You’re already familiar with the above six equivalent statements. By the time we finish discussing our new points, the number of characterizations will be about twenty, if not more. Be looking forward to that time.
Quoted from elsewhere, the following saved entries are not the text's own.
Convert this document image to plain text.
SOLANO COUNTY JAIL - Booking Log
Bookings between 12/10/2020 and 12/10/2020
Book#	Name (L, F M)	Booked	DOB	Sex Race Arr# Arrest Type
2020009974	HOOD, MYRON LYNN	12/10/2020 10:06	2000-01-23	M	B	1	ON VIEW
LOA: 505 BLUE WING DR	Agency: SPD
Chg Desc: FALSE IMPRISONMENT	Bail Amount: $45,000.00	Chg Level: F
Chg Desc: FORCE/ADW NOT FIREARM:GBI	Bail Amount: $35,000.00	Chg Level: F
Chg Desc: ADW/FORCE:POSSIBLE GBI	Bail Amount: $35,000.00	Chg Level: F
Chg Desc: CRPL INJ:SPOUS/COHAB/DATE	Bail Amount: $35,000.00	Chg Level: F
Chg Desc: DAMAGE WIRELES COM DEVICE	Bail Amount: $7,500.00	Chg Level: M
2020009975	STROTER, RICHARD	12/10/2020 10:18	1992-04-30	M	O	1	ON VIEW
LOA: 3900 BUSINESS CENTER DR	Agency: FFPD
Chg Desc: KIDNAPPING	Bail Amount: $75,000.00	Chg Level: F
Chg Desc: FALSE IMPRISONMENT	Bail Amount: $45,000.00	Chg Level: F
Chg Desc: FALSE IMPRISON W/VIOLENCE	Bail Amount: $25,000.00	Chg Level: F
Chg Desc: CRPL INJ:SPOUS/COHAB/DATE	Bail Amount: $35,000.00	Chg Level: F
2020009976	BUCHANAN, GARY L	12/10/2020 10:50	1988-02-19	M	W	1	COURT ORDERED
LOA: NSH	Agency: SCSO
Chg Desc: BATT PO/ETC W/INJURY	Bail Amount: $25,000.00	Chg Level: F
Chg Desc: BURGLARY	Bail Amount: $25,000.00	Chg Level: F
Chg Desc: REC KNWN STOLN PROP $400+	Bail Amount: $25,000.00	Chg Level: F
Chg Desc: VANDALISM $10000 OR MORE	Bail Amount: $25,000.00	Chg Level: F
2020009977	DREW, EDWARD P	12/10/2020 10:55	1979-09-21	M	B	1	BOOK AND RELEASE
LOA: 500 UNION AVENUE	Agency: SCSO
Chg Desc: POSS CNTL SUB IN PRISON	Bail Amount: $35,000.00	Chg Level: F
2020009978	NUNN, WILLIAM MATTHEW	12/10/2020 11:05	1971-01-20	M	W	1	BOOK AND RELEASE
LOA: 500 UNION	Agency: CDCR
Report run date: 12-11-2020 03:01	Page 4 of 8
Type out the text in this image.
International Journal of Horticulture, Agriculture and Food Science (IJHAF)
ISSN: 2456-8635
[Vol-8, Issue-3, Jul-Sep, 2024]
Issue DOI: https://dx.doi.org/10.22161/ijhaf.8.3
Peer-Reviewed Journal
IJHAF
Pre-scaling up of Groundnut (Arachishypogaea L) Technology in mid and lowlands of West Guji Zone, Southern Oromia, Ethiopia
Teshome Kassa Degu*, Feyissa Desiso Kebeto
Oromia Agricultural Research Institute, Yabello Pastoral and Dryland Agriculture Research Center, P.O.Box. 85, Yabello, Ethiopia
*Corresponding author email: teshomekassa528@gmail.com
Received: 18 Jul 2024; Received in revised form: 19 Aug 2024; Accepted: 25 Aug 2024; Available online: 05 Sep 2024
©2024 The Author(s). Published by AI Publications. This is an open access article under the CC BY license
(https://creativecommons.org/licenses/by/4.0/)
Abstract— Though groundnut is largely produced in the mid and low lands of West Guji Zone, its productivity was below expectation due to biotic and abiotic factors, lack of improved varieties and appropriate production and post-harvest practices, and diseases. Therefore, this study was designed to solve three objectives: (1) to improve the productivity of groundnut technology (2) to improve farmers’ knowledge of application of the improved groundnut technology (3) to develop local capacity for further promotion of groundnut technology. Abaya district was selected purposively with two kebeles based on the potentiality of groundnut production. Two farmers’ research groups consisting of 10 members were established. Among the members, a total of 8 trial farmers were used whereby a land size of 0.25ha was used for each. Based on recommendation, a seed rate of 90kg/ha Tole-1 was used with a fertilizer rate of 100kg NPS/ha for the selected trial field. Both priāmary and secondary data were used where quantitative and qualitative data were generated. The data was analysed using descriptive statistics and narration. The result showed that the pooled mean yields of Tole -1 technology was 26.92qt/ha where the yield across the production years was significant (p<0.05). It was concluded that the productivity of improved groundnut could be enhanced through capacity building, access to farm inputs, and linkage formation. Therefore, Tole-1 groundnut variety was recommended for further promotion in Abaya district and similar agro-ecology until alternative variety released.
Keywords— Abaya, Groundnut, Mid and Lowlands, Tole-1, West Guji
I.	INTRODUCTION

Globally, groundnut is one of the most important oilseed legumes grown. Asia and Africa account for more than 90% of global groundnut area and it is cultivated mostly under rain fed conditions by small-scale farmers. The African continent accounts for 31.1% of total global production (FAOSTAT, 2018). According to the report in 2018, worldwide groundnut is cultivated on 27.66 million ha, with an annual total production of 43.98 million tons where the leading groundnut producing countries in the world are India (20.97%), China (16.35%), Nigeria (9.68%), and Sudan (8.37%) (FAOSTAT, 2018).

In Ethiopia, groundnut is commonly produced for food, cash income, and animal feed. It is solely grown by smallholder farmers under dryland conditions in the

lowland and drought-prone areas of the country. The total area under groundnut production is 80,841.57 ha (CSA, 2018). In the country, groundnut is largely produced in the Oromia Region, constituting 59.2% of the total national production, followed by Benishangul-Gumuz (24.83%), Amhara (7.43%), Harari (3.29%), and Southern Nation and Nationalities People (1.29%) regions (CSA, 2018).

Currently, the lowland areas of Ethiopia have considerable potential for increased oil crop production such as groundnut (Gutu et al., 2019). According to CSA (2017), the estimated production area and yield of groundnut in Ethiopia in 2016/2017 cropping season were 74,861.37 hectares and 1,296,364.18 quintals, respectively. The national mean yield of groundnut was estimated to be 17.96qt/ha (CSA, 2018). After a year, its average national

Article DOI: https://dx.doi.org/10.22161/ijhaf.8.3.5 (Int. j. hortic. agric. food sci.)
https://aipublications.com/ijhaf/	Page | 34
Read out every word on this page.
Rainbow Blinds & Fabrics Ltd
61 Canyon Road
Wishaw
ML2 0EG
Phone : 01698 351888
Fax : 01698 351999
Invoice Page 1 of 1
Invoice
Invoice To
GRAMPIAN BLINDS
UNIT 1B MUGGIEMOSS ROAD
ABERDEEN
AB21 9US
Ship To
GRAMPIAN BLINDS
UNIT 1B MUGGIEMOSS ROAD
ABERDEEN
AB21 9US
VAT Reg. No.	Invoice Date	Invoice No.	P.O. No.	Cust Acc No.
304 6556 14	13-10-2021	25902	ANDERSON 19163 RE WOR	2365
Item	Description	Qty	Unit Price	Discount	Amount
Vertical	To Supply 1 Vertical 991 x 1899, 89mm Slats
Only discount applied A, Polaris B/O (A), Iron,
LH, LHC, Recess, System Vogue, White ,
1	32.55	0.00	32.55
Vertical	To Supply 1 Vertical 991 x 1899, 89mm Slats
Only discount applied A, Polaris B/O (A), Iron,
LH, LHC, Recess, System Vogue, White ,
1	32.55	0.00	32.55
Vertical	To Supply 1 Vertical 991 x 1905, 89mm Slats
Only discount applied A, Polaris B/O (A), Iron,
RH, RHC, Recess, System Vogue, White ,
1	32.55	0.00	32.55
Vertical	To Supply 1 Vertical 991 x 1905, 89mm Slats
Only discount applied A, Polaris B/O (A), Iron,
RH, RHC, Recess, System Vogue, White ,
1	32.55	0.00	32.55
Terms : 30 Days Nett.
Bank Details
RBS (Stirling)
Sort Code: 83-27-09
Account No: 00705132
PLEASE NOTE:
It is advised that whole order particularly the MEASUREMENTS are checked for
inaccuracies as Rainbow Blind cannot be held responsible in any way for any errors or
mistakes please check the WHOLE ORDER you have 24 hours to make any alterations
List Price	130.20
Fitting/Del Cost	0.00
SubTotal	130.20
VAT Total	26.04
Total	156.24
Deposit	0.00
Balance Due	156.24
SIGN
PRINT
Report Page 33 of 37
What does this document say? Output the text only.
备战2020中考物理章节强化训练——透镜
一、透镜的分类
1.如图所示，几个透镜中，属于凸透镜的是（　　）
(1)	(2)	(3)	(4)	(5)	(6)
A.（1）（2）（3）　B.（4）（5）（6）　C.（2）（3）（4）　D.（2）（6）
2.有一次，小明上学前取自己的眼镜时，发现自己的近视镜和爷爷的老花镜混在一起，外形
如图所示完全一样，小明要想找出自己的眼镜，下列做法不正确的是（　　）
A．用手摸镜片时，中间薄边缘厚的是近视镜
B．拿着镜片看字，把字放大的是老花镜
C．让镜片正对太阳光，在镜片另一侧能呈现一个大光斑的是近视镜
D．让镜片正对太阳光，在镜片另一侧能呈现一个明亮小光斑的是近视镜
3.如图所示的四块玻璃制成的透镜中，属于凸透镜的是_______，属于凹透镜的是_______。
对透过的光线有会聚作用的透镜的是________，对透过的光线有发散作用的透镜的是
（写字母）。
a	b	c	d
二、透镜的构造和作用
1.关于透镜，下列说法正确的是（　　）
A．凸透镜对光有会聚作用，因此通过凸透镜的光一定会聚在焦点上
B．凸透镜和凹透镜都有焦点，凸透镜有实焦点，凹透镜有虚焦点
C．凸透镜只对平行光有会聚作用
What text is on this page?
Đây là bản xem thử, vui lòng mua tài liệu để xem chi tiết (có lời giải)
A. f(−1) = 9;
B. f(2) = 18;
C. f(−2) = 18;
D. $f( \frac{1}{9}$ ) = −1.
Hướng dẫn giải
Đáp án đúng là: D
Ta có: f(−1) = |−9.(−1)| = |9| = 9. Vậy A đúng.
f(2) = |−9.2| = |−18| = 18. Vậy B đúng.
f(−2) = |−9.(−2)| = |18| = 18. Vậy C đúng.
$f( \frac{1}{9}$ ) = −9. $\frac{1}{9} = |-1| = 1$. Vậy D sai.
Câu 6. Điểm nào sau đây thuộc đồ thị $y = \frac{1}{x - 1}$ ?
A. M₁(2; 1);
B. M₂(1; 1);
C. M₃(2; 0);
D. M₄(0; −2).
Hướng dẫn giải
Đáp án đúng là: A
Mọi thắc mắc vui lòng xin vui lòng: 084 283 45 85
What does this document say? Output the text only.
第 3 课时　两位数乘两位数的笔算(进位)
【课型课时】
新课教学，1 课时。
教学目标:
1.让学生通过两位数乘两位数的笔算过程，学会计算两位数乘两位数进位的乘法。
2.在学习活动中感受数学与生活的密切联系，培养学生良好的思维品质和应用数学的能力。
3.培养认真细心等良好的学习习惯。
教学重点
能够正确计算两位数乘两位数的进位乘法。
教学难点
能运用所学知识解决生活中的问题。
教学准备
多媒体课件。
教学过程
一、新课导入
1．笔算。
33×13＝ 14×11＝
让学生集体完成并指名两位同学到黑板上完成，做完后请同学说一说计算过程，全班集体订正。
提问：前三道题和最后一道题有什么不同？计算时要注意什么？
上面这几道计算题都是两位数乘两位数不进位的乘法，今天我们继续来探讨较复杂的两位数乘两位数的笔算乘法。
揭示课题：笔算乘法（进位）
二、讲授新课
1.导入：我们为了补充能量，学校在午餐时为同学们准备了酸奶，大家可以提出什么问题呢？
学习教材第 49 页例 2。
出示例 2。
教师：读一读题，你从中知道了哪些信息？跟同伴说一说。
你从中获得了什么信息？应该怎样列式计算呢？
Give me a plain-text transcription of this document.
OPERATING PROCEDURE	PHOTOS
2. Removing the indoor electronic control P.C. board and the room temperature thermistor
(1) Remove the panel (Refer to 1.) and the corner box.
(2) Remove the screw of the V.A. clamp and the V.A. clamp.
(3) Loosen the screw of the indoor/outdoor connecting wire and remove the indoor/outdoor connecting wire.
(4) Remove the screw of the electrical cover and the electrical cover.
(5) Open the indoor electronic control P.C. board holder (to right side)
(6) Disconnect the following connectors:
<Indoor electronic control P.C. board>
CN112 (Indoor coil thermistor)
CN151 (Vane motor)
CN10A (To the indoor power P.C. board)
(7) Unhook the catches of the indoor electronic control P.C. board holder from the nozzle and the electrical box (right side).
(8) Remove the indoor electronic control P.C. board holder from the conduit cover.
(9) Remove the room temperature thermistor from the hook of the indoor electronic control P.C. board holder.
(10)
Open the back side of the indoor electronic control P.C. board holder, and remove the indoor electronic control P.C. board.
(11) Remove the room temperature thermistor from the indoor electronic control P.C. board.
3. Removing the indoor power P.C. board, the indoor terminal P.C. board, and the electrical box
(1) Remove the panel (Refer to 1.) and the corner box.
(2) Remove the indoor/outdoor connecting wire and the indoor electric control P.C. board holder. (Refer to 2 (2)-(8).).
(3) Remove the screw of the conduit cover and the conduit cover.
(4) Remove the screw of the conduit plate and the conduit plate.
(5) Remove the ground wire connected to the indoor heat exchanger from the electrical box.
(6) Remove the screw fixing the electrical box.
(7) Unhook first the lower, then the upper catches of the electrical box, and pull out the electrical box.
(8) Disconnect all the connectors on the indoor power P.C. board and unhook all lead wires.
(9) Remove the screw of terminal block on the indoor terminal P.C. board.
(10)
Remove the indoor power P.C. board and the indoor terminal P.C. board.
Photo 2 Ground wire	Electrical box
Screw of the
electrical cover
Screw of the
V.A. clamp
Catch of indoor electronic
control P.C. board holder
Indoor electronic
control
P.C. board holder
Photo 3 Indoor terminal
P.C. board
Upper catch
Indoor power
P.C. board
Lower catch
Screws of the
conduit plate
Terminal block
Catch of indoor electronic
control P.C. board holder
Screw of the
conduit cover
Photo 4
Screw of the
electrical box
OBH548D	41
  1. Given \triangle ABC with vertices A(x_1,y_1), B(x_2,y_2), C(x_3,y_3), and m_1,m_2,m_3 as the slopes of sides AB,BC,CA, respectively, PROVE that:
    • \frac{m_2x_2-m_3x_1}{m_2-m_3}=\frac{x_1y_1(x_3-x_2)+x_2y_2(x_1-x_3)+x_3y_3(x_2-x_1)}{x_1(y_2-y_3)+x_2(y_3-y_1)+x_3(y_1-y_2)}
    • \frac{m_2y_1-m_3y_2}{m_2-m_3}=\frac{x_1y_1(y_2-y_3)+x_2y_2(y_3-y_1)+x_3y_3(y_1-y_2)}{x_1(y_2-y_3)+x_2(y_3-y_1)+x_3(y_1-y_2)}
  2. PROVE that the line segments from W to the three vertices and the three midpoints either all make acute angles with the positive x-axis, or all make obtuse angles with the positive x-axis.
  3. Let \cos C^{+}=\frac{(3a^2+3b^2)+\sqrt{(3a^2+3b^2)^2+448a^2b^2}}{28ab}, and let \cos C^{-}=\frac{(3a^2+3b^2)-\sqrt{(3a^2+3b^2)^2+448a^2b^2}}{28ab}. PROVE that:
    • \cos C^{+}\geq 1 (hence there’s no solution except C^{+}=0)
    • -1\leq \cos C^{-}\leq 1.
  4. Let \cos C^{-}=\frac{(3a^2+3b^2)-\sqrt{(3a^2+3b^2)^2+448a^2b^2}}{28ab} as before.
    • If \cos C^{-}=-\frac{1}{2}, PROVE that a^2-3ab+b^2=0
    • Under the above condition, deduce that \frac{a}{b}=\phi^2, or \frac{a}{b}=\left(-\frac{1}{\phi}\right)^2, where \phi is the golden ratio.
  5. Let \cos C^{-}=\frac{(3a^2+3b^2)-\sqrt{(3a^2+3b^2)^2+448a^2b^2}}{28ab} as before.
    • If \cos C^{-}=-\frac{1}{7}, PROVE that a^2-18ab+b^2=0
    • Under the above condition, deduce that \frac{a}{b}=(2\phi+1)^2, or \frac{a}{b}=\left(3-2\phi\right)^2, where \phi is the golden ratio.